Between July of 2012 and August of 2016, 73 patients underwent 130 DIEP flap breast reconstructions. Breast satisfaction and psychosocial and sexual well-being scores increased significantly postoperatively. Chest and abdominal physical well-being scores returned to baseline levels by postoperative point B. Preoperatively, stratified by body mass index, breast satisfaction and psychosocial well-being scores were significantly lower among patients with body mass index of 35 or higher and of more than 30, respectively. After reconstruction, not only were breast satisfaction, psychosocial, and sexual well-being scores significantly improved in all body mass index groups versus baseline, but also between-body mass index group differences were no longer present. Outcome satisfaction, flap, and donor-site morbidity were similar irrespective of body mass index.
Patient-reported outcomes demonstrate significant improvements in breast satisfaction and psychosocial and sexual well-being among patients following DIEP flap reconstruction. Preoperative differences in quality-of-life scores were improved in patients with obesity (body mass index ≥30 kg/m).
CLINICAL QUESTION/LEVEL OF EVIDENCE: Risk, II.
乳房重建在乳腺癌治疗康复中起着重要作用。BREAST-Q 问卷的引入促进了患者报告的生活质量测量的量化,从而促进了基于证据的临床实践的改进。关于身体质量指数对患者报告的结果和健康相关生活质量的影响的信息非常缺乏。
连续的腹壁下动脉穿支(DIEP)皮瓣乳房重建患者前瞻性地在术前和术后两点完成 BREAST-Q 问卷。第一次(术后时间点 A)和第二次(术后时间点 B)术后问卷分别在术后 1 个月和乳房修复后完成。前瞻性地记录术后皮瓣和供区并发症。在所有时间点比较 BREAST-Q 评分,并按身体质量指数组(≤25、>25 至 29.9、30 至 34.9 和≥35 kg/m)进行分层。
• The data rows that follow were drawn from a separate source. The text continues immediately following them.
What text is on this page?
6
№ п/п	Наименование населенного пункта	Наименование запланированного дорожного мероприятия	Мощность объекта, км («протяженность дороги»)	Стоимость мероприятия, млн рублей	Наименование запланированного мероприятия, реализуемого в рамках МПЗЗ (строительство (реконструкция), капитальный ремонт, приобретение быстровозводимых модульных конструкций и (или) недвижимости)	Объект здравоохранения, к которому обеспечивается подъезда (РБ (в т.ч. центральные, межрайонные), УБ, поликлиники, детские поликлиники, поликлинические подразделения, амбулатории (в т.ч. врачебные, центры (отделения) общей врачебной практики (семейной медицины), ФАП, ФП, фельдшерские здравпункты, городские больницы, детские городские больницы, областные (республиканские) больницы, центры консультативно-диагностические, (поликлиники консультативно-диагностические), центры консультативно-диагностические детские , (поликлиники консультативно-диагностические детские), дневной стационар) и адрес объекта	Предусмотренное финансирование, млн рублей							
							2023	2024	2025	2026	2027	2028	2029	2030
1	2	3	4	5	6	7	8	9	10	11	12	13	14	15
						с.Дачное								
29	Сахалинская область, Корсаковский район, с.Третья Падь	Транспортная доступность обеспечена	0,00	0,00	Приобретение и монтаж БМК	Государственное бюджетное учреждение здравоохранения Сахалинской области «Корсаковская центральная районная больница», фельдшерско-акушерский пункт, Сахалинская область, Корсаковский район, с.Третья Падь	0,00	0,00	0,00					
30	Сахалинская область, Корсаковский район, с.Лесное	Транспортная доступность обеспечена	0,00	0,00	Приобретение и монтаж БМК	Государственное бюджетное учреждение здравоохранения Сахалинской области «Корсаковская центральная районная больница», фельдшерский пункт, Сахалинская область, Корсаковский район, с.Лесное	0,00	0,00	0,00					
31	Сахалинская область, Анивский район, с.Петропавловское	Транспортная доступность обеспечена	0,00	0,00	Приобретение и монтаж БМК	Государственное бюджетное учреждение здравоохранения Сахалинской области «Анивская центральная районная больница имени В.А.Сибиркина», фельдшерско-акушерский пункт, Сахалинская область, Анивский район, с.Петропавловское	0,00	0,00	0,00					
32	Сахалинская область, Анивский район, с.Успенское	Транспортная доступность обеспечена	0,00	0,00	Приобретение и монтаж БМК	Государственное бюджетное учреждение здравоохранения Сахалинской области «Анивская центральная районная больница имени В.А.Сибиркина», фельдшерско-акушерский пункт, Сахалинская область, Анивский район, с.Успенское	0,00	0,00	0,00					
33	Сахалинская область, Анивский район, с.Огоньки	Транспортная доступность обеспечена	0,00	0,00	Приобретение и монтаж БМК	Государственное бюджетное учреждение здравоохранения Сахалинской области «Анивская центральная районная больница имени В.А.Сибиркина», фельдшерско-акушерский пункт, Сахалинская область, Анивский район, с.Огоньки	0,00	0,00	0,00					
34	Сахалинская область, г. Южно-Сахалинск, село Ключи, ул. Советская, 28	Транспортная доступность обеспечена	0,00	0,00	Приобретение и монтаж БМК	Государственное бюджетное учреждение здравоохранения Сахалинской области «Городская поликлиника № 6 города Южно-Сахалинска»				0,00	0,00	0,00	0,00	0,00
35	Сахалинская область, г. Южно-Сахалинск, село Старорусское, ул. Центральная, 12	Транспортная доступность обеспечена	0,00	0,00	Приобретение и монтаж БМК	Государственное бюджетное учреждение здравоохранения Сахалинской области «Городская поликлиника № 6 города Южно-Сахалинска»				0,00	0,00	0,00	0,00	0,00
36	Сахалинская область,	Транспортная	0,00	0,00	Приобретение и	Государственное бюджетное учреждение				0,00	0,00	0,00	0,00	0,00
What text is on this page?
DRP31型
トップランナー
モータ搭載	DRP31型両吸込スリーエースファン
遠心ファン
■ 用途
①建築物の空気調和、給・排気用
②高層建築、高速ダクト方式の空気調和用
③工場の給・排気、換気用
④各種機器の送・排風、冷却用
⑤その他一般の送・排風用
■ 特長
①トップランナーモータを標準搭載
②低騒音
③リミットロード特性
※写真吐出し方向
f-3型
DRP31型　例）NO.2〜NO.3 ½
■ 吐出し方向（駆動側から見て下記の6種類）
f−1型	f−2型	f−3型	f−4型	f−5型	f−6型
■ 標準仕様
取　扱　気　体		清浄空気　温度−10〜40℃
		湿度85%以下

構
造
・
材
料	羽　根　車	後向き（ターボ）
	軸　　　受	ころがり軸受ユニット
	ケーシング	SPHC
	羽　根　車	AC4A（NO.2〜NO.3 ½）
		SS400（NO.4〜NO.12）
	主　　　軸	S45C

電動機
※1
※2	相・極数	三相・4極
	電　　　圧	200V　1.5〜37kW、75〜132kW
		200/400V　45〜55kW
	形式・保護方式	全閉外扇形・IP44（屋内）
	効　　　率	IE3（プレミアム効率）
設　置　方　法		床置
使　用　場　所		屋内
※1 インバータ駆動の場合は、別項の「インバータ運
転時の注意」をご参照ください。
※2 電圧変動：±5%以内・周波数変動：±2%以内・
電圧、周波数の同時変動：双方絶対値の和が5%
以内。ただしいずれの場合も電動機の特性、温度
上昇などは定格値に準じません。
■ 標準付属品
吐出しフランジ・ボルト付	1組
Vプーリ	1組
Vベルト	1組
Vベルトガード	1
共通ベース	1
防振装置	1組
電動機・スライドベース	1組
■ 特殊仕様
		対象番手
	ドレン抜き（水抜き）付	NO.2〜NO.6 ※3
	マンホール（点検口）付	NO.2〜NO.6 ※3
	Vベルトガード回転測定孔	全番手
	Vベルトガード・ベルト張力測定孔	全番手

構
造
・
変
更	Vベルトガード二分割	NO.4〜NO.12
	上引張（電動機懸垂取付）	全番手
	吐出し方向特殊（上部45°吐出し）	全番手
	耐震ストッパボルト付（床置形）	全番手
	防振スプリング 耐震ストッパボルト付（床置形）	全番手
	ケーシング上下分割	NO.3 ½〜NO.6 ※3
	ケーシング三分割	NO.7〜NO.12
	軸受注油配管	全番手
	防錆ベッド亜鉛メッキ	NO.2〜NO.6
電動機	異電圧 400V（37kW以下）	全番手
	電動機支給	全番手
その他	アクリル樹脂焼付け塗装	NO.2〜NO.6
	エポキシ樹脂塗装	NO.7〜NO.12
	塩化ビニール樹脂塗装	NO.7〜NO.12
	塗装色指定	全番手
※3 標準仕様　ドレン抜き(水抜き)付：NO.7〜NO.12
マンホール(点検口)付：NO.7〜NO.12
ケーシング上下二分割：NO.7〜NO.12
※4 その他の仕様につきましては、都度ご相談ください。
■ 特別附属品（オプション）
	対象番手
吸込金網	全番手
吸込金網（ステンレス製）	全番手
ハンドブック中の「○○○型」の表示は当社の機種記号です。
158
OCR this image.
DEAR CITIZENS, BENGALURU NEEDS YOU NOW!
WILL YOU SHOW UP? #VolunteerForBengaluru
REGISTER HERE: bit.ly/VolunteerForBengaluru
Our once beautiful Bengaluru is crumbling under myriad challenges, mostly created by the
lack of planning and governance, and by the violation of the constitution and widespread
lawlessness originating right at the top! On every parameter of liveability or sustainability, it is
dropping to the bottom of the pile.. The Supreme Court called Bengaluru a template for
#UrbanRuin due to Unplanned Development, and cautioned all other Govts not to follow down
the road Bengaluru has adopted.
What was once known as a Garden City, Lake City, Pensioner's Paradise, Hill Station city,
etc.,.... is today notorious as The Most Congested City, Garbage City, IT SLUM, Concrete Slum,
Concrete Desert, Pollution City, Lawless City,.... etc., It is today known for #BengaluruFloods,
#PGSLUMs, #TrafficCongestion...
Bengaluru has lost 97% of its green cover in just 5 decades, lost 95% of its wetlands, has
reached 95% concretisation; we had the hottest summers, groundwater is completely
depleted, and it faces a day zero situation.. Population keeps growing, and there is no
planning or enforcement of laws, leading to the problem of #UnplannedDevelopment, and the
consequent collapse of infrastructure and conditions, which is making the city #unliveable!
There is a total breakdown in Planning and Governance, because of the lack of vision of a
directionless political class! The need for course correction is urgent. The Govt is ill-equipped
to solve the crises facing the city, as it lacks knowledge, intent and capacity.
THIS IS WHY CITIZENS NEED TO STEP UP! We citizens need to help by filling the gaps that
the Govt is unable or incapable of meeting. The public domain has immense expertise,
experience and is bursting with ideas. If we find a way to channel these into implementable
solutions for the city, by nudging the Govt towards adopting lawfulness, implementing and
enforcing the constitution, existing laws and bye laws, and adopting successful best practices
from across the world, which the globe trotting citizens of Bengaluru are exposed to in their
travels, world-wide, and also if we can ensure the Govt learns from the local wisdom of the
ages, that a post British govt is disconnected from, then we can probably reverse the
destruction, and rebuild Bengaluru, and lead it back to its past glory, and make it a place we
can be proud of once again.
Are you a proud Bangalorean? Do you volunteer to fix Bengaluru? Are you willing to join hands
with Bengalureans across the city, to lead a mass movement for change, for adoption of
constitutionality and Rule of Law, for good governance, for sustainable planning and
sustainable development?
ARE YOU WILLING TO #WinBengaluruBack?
2012 年 7 月至 2016 年 8 月期间,73 例患者行 130 例 DIEP 皮瓣乳房重建术。乳房满意度和心理社会及性健康评分在术后显著增加。胸部和腹部身体舒适度评分在术后 B 点恢复到基线水平。术前,按身体质量指数分层,身体质量指数为 35 或更高和 30 或更高的患者乳房满意度和心理社会健康评分显著较低。重建后,不仅所有身体质量指数组的乳房满意度、心理社会和性健康评分均较基线显著改善,而且不同身体质量指数组之间的差异不再存在。无论身体质量指数如何,术后满意度、皮瓣和供区发病率均相似。
患者报告的结果表明,DIEP 皮瓣重建后患者的乳房满意度以及心理社会和性健康均有显著改善。肥胖患者(身体质量指数≥30 kg/m)的生活质量评分术前差异得到改善。
临床问题/证据水平:风险,II 级。